Steve Spagnuolo and Andy Reid

Source: abclocal.go.com

Andy Reid is a sinner for allowing Steve Spagnuolo  to become a Saint.  A New Orleans Saint, that is.  On Thursday evening, Jay Glazer of Fox Sports reported via twitter that Spags has agreed to run the Saints’ defense in 2012.

It was around this time last year when every Eagles fan let out a collective “WHAT THE <fill in expletive here>?!” when Andy Reid and the Philadelphia Eagles announced that Juan Castillo was the defensive coordinator.

For the second year in a row, I find myself reacting the same way over the apparent decision to keep him.

The fact that an Eagles spokesman told Les Bowen of the Philly Daily News that Castillo will be in Mobile, Alabama next week for the senior bowl, pretty much confirms he’ll remain with the team (and presumably in his current role).

I can’t help but think back to Jeff Lurie’s press conference a couple weeks ago when he stated that the Eagles are chasing teams like the Green Bay Packers and New Orleans Saints.  As a matter of fact, here are his exact words (transcript from CSNPhilly.com):

I thought we had a very good team, but I regarded Green Bay and New Orleans as the teams holding the last two trophies and I thought they were the most formidable teams in the NFC. I still believe that.

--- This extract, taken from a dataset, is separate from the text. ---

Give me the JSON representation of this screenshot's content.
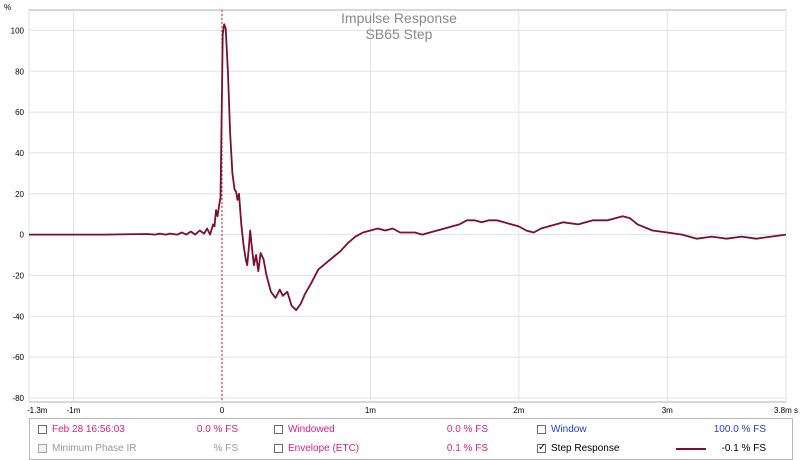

And here we are, almost three weeks after the season ended and the only thing that has happened is the firing of secondary coach Johnnie Lynn.  Meanwhile, the Saints are not even a week into their offseason and they’ve already replaced their departed DC with arguably a better one.

So, if Lurie thinks the Saints were already formidable, what must he think now?  Is that “unacceptable” Jeff?

There is still the possibility that Reid has his eye on somebody else and that Spagnuolo was never really a consideration.  Todd Bowles is a name that has surfaced as a possibility because apparently he was on Reid’s short list of candidates last year.

However, is it really wise to bring in another coach that doesn’t have experience as a coordinator?  In what is most likely a do-or-die year for Reid, that would seem awfully dumb.

That’s why we should all get comfortable with the term “continuity.”  It’s a term I brought up before the season finale and still believe in today.

While I’m severely disappointed that Spags isn’t coming to Philly, the more level-headed part of me realizes that keeping Castillo is better than bringing in an inexperienced defensive assistant.  In my eyes, the only two coaches who I would have replaced Castillo with were Spags and Mike Nolan.

Now that both of them are off the market, Castillo is the best option for next season.  And maintaining continuity is a huge part of that reasoning.

Look, it’s not the end of the world that we didn’t get Spags.  The Eagles can still be successful with Castillo running the defense next season.

Let’s list a few reasons for optimism as to why we shouldn’t panic if Castillo is the Juan running the defense again next year:

1. As inexperienced as Castillo was, he still ended up with the No. 8 defense (total yards).
2. Asante Samuel will be gone.  Yes, this is a good thing for the defense.
3. They can, and will, add a better middle linebacker.
4. They could acquire a better safety.
5. DE Brandon Graham will be fully recovered and could be a force.
6. DT Antonio Dixon will be back.
7. All the young guys will be in their 2nd season.
8. There will be a full offseason this year.
9. Castillo will progress as a schemer and play-caller.
10. Offensive turnovers were the biggest problem on this team anyway.

The biggest thing that needs to happen now is for the players to believe in Castillo; believe in his scheme, believe in his play calling, and believe in his game plan.  They may have finally started to do just that during their four game end-of-season “fools-gold run.”

Also, the biggest help to the defense next year should come from the offense and special teams.  If they can dramatically reduce the number of turnovers, it will help the defense considerably.

The only team that had more turnovers this year than the Eagles’ 38 was Tampa Bay, who turned it over 40 times (and they were brutal).  Of the four remaining playoff teams, the most turnovers any team has is 24.  You can’t tell me that if the Eagles had 14 less turnovers, the season wouldn’t have turned out differently.

As long as they can get themselves on the plus-side of the turnover differential, tackle better, and add a couple of key pieces, the defense should at least be “good enough” for a run next year.

Ultimately, Andy Reid made his bed last year when he hired Castillo and now he has to sleep in it for one more year.  If they fail to at least make the NFC Championship game, both coaches will be gone.

Furthermore, if they don’t make a serious run next season, 100% of the blame will rest on Reid’s shoulders, not Castillo’s.  In other words, should they fail next year, it will be due to deeper problems than not replacing Castillo.